Dieses «Dazwischen» ist das Verbindende der ganzen Ausstellung. Es findet sich an verschiedenen Punkten der Ausstellung. So ist beispielsweise «Harlekin» von Katrin Hotz aus Biel dazwischen installiert: Zwischen den beiden Seitenräumen flankieren farbige Papierbahnen den Mittelgang. Sie leiten den Blick von der einen Stirnseite des Hauses bis auf die andere, setzen starke Farb- und Formakzente. Auch der Boden wird einbezogen, und im Kabinett mit den Landschaften Hans Zellers schiebt sich eine Bahn zwischen Wand und Gemälde.

Hotz‘ Installation bewegt sich im Spannungsfeld zwischen Perfektion und Improvisation: Akkurat geschnittene Kanten kontrastieren mit gerissenen Rändern. Hochglanzlack trifft auf zerknitterte Oberflächen, die mehr Relief sind als Malerei. Letztere wiederum wird im Farbauftrag und den Farbtönen gefeiert: Satt eingestrichene Bahnen leuchten in merkwürdigen Grüntönen, in unbeschreiblichem, gebrochenem Orange oder Braun. Dazwischen strahlt Neongelb hervor.

Trotz ihrer grossen Präsenz lässt «Harlekin» auch den anderen Werken genügend Raum: Im einen Flügel der Ausstellungsetage präsentiert Lucie Schenker ausgewählte Arbeiten, im anderen Gilgi Guggenheim. Lucie Schenker schlägt eine Brücke zwischen Malerei und Zeichnung. Die St.Galler Künstlerin fügt mit Fettstiften kräftige Striche zu dichten Flächen. Auf anderen Blättern verwendet sie den Bleistift in dichter Schraffur: Die einzelne Linie verschwindet, die plastische Form entsteht – die Balance wird gehalten, das Dazwischen hat Bestand.

Gilgi Guggenheim zeigt ihre Werke in Kooperation mit AUTO ex Nextex: Der Projektraum der Visarte Ost hat einen Satelliten mit zwei Künstlerinnen ins Zeughaus Teufen geschickt.
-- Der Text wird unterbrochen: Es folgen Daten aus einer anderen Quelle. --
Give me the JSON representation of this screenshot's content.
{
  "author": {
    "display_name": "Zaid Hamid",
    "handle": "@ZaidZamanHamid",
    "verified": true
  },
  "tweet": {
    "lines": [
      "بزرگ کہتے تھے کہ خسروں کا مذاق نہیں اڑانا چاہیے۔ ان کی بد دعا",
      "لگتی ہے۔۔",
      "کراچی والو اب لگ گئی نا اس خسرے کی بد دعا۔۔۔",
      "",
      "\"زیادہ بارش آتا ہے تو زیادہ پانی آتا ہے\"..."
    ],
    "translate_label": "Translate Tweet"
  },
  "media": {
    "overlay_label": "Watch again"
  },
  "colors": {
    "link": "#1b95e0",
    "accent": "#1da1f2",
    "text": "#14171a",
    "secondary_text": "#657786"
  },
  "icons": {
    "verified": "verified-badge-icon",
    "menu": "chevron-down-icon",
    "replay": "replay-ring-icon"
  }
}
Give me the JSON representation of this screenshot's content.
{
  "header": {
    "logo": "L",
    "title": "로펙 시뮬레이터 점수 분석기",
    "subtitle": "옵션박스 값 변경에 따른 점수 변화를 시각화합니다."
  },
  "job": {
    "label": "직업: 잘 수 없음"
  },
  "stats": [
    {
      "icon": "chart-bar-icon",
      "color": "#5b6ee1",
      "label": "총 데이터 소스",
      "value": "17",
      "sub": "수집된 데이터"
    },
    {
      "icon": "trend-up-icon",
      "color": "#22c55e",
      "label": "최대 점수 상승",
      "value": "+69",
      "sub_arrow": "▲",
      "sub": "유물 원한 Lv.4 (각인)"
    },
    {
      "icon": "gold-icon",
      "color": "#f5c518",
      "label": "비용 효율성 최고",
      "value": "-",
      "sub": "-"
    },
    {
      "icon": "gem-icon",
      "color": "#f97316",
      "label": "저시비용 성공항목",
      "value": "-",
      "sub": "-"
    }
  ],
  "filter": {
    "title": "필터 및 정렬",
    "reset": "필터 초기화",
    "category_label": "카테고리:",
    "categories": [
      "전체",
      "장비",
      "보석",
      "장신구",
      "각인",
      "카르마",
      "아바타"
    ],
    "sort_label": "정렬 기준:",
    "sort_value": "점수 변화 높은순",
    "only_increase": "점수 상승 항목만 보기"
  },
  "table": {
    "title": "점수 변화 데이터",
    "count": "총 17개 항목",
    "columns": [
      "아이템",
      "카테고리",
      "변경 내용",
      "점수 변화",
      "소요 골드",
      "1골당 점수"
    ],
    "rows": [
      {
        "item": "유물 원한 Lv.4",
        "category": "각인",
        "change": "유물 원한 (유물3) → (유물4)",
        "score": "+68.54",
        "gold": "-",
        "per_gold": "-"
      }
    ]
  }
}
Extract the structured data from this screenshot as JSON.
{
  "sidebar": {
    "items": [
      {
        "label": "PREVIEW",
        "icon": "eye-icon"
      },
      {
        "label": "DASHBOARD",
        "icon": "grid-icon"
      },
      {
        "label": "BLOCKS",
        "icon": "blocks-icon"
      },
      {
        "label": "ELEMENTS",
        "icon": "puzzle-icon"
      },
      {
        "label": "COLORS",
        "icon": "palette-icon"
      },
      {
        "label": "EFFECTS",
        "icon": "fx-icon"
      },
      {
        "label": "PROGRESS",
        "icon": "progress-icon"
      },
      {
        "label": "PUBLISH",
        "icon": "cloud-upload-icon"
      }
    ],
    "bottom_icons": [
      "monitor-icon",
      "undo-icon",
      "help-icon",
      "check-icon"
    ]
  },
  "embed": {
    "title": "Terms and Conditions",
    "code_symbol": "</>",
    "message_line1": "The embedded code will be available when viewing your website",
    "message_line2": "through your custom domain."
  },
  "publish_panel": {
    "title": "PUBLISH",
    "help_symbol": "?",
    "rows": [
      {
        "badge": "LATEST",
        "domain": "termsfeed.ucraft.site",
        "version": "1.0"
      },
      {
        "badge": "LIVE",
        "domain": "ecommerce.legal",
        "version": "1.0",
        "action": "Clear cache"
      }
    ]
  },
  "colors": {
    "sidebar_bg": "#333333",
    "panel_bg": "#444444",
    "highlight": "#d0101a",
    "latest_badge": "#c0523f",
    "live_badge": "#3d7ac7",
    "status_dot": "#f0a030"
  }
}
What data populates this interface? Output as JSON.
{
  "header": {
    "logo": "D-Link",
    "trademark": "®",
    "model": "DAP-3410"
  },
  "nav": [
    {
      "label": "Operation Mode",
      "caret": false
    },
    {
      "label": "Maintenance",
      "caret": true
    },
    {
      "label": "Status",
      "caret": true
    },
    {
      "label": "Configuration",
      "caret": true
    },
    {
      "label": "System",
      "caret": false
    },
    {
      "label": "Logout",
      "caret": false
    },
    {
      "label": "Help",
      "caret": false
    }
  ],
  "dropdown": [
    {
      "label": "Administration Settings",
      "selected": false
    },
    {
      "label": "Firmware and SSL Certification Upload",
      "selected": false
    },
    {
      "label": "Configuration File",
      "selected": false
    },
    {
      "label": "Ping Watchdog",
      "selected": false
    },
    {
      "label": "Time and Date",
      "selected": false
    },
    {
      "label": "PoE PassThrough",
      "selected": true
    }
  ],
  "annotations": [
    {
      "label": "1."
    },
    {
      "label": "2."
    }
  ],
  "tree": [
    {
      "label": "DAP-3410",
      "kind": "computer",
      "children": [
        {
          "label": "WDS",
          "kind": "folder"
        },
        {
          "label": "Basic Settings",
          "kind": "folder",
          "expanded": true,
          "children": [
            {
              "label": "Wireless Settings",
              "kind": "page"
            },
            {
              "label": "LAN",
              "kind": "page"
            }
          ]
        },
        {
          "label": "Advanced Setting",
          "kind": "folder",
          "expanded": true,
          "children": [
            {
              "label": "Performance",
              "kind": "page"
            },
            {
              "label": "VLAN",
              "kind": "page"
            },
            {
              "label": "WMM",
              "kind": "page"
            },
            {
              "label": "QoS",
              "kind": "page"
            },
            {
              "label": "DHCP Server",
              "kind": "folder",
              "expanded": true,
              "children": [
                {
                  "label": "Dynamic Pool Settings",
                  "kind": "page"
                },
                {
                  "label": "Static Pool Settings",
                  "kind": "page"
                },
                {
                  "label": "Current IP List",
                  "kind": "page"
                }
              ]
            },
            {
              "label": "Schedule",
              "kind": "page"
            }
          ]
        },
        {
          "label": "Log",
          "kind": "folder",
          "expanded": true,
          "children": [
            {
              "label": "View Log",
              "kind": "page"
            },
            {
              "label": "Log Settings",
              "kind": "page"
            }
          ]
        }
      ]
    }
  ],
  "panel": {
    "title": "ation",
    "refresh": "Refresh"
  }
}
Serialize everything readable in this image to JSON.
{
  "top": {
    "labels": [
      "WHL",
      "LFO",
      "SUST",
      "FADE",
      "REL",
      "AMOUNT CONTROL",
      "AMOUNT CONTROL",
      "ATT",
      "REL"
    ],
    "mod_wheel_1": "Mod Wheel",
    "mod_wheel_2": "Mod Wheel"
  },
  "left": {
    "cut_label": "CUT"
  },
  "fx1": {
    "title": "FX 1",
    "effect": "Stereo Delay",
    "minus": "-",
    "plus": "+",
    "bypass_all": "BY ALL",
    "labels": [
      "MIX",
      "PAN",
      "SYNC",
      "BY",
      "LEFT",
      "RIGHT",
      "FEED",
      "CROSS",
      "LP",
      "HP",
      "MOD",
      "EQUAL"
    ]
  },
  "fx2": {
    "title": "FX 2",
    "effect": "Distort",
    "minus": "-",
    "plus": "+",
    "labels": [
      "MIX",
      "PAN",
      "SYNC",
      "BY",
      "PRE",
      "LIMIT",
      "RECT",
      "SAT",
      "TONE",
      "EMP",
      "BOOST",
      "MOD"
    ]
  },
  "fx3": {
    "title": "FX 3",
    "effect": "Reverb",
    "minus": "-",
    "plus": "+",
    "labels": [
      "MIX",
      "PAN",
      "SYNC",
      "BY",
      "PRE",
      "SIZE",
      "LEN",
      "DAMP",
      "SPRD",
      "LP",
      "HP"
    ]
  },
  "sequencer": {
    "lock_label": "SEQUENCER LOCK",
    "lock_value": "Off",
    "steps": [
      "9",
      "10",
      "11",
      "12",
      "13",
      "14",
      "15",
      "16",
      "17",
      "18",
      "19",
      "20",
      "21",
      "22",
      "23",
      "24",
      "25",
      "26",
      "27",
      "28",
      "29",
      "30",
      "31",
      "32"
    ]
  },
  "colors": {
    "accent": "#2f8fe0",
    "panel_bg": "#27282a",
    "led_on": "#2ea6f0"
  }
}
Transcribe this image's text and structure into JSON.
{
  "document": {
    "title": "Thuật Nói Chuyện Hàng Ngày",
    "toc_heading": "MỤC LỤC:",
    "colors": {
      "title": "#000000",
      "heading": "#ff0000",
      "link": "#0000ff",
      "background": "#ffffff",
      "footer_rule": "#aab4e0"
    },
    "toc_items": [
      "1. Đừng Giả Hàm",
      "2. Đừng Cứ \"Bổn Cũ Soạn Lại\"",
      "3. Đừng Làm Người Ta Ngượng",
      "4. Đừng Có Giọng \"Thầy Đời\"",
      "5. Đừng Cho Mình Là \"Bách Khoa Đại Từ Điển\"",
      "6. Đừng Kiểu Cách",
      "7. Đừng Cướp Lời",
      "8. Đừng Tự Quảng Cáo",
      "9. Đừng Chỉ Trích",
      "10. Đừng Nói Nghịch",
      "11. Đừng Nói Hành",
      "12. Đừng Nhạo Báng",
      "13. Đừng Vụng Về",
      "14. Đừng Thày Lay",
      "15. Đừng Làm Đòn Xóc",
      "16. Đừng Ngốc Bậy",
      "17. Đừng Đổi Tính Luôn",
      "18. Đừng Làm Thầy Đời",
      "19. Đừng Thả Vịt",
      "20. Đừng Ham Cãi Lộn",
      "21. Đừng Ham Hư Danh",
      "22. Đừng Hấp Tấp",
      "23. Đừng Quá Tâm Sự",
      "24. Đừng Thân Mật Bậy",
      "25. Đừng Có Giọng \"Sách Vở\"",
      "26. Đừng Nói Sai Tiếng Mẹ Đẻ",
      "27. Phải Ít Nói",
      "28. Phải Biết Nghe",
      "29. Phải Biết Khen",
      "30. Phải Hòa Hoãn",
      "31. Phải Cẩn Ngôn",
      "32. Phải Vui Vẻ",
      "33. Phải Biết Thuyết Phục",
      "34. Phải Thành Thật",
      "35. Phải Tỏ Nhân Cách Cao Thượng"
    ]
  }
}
Von Johanna Nissen-Grosser sind Entwürfe für ein dreiteiliges Wandmosaik zu sehen, die eine schöne Farbsymbiose mit «Harlekin» eingehen. Gilgi Guggenheim zeigt Arbeiten mit dem Riesenpinsel: pro Blatt ein Strich, pro Weiss eine Farbspur. Diese ist jedoch nicht homogen, sondern fügt sich aus unzähligen Zwischentönen zusammen. Ein vielstimmiger Klang zieht sich über jedes Bild, entstanden in einem Schwung, festgehalten auf dem Papier – kurze Momente des Innehaltens in dieser vielseitigen, dichten Präsentation, in diesem gut gefüllten Raum mit all den Spuren vergangener Ausstellungen. Auch «Zwischen Farben» wird sich hier hoffentlich auf Dauer einschreiben.